For Wynn, training alone has proven advantageous than doing so in groups since she does self-mentoring.

“I find training alone more beneficial than training with a group because I coach myself on a scientific level with my experience, I know exactly what I need to do and what I don’t need to do so training alone is absolute ideal preparation for triathlon,’’ she said.

Since this year’s Troutbeck event was postponed from February, Wynn feels that this has given her even more time to do her training.

“Troutbeck was cancelled in February, I was ready to race in February so I had to reset my sights again. I continued training and here we are in September with a few days away. I am very ready, in fact I am more mentally ready than ever.”

In 2020, Wynn decided that she was not mentally fit to compete in the elite race and decided to contest in the age groups races.

“Last year I competed age group, I didn’t go elite because I wasn’t mentally strong enough to believe in myself to have that self-belief to race elite. Watching that race and the times of the ladies I would have come third, I would have gotten a podium finish that alone gave me the determination. It’s been more a year and a half where I’ve maintained my desire and my passion to go for the elite race,’’ said Wynn.

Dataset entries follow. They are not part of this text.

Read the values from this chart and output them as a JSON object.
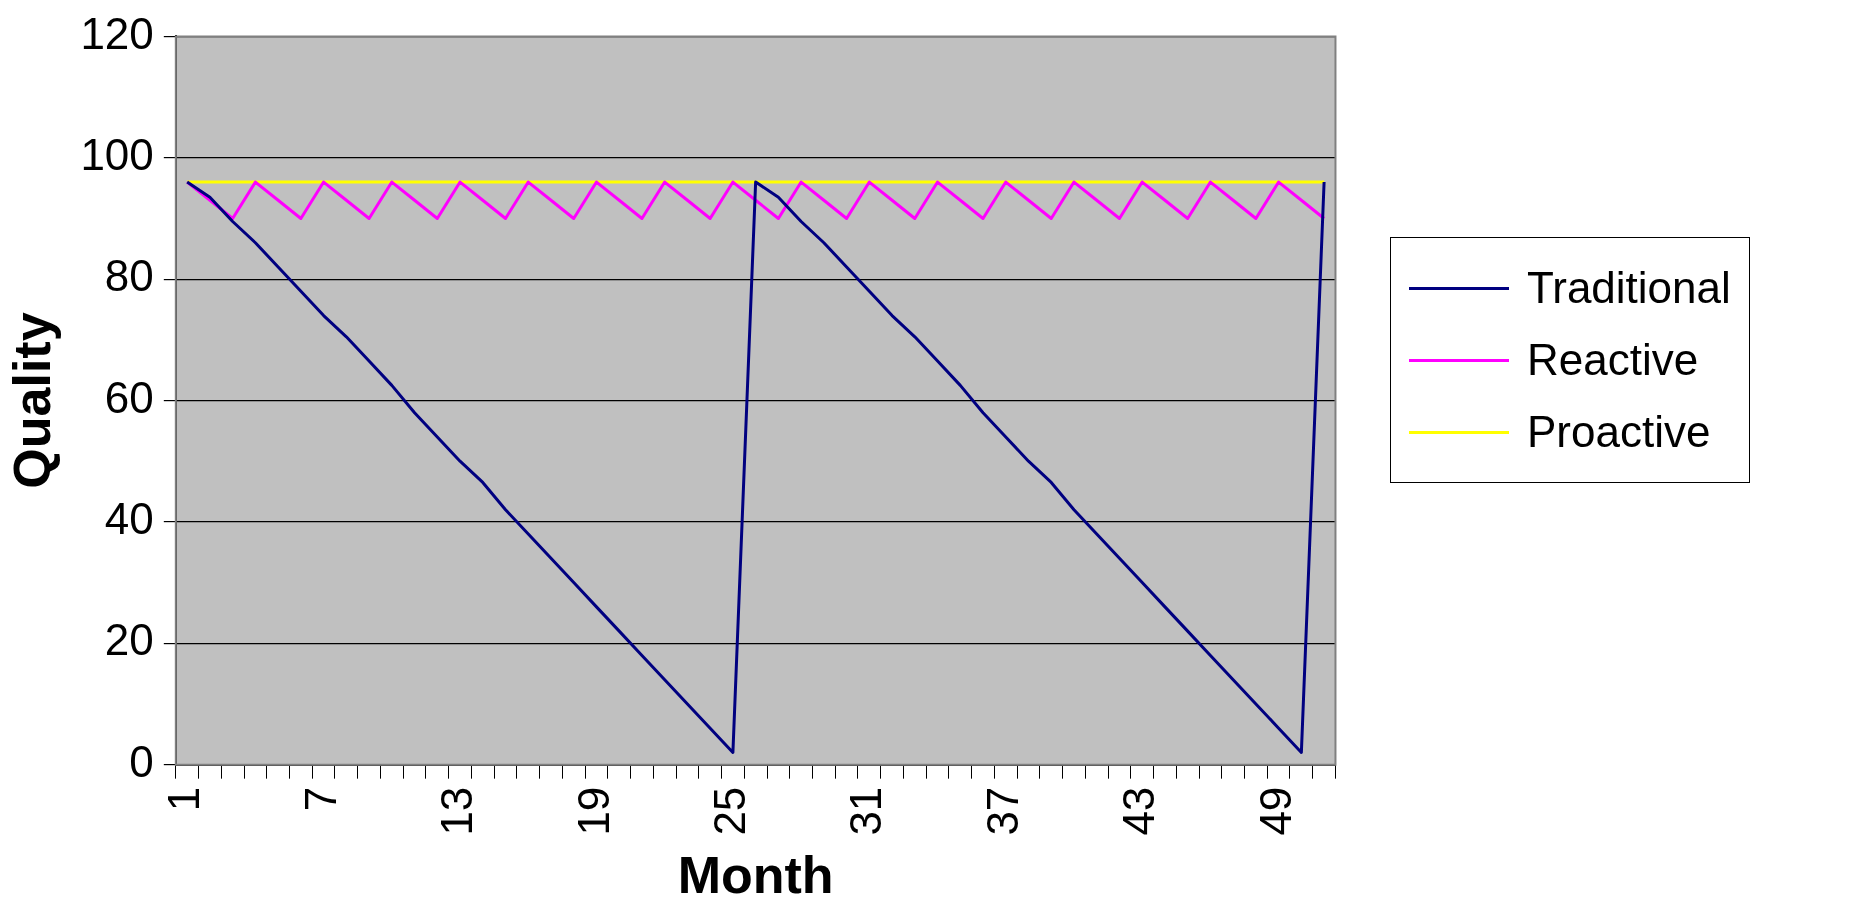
{
  "chart_data": {
    "type": "line",
    "xlabel": "Month",
    "ylabel": "Quality",
    "categories": [
      "1",
      null,
      null,
      null,
      null,
      null,
      "7",
      null,
      null,
      null,
      null,
      null,
      "13",
      null,
      null,
      null,
      null,
      null,
      "19",
      null,
      null,
      null,
      null,
      null,
      "25",
      null,
      null,
      null,
      null,
      null,
      "31",
      null,
      null,
      null,
      null,
      null,
      "37",
      null,
      null,
      null,
      null,
      null,
      "43",
      null,
      null,
      null,
      null,
      null,
      "49",
      null,
      null
    ],
    "series": [
      {
        "name": "Traditional",
        "color": "#000080",
        "values": [
          96,
          93.5,
          89.5,
          86,
          82,
          78,
          74,
          70.5,
          66.5,
          62.5,
          58,
          54,
          50,
          46.5,
          42,
          38,
          34,
          30,
          26,
          22,
          18,
          14,
          10,
          6,
          2,
          96,
          93.5,
          89.5,
          86,
          82,
          78,
          74,
          70.5,
          66.5,
          62.5,
          58,
          54,
          50,
          46.5,
          42,
          38,
          34,
          30,
          26,
          22,
          18,
          14,
          10,
          6,
          2,
          96
        ]
      },
      {
        "name": "Reactive",
        "color": "#ff00ff",
        "values": [
          96,
          93,
          90,
          96,
          93,
          90,
          96,
          93,
          90,
          96,
          93,
          90,
          96,
          93,
          90,
          96,
          93,
          90,
          96,
          93,
          90,
          96,
          93,
          90,
          96,
          93,
          90,
          96,
          93,
          90,
          96,
          93,
          90,
          96,
          93,
          90,
          96,
          93,
          90,
          96,
          93,
          90,
          96,
          93,
          90,
          96,
          93,
          90,
          96,
          93,
          90
        ]
      },
      {
        "name": "Proactive",
        "color": "#ffff00",
        "values": [
          96,
          96,
          96,
          96,
          96,
          96,
          96,
          96,
          96,
          96,
          96,
          96,
          96,
          96,
          96,
          96,
          96,
          96,
          96,
          96,
          96,
          96,
          96,
          96,
          96,
          96,
          96,
          96,
          96,
          96,
          96,
          96,
          96,
          96,
          96,
          96,
          96,
          96,
          96,
          96,
          96,
          96,
          96,
          96,
          96,
          96,
          96,
          96,
          96,
          96,
          96
        ]
      }
    ],
    "ylim": [
      0,
      120
    ],
    "yticks": [
      0,
      20,
      40,
      60,
      80,
      100,
      120
    ],
    "grid": "y",
    "legend": "right",
    "marker": "none",
    "line_style": "solid"
  }
}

At the age of 45, Wynn feels that she is at her peak and feels actually stronger than she was last year.

“I am going out there to do my absolute best with the preparation I’ve done. I am 45 years old but that’s a feather on my cap because women endurance athletes mature at a later date than men, men peak around 30-32 years then they are done.

Women peak at 45-47, it’s just the physiology of our bodies. I am actually feeling stronger than last year when I was 44, age to me is not an issue, ability is where it lies. I don’t even look at the ages of the other athletes,’’ she reckoned.

As part of her preparations, Wynn has taken part in races held at Mount Pleasant in Harare as well as Penhalonga. It is Penhalonga that she feels has prepared her for the challenging task that lies ahead at Troutbeck.

“Last year, I had the most amazing season, I raced every single race at Mount Pleasant and Penhalonga and Penhalonga is a fantastic race to prepare for Troutbeck and I had fantastic times on each event. I just got stronger and stronger throughout the season.

“I had a race last Sunday that went absolutely amazing, I did a really good time, everything went to plan, so that’s given me more confidence to go to Troutbeck with what I had on Sunday. If I can carry that through to Troutbeck, I would be happy,’’ said Wynn.

The mother of one is has in her build up to the Troutbeck trying to strike a balance between her training routines and looking after he daughter.

“I have one child, a girl, I juggle my time between being a mother and training, training takes up a lot of my time and my energy because it’s not only a training session, sometimes I train twice a day, morning and afternoon.”

Wynn’s biggest strength is cycling as she for years competed as a semi-professional cyclist in South Africa. It is in cycling where she is looking to really get the most out of since she is not as good with swimming and running.

“My biggest strength is cycling, I was doing semi-professional cycling in Johannesburg, I was on a circuit for a good six years, I actually rose to the top, I beat the two South African champions, that was three years ago.

“I was doing very well so I am hoping to capitalise on the bike and make up some ground. The swim I know I will probably get out middle of the field, it’s not my strength, I know the South Africans can swim very fast so I will do my absolute best in the swim,’’ Wynn said.

Wynn I dreading the course at Troutbeck, which she described one of the toughest in the world because of the high altitude and hills.

“The course at Troutbeck is extremely testing, it’s probably one of the most difficult triathlon courses in Africa because it involves high altitude and hills, there are no flats on the bike and run,’’ she said.

Come Saturday, Wynn is hoping to fly Zimbabwe’s flag high by winning the women’s elite race at the Bonaqua Africa Triathlon Cup Troutbeck where foreigners have dominated for years.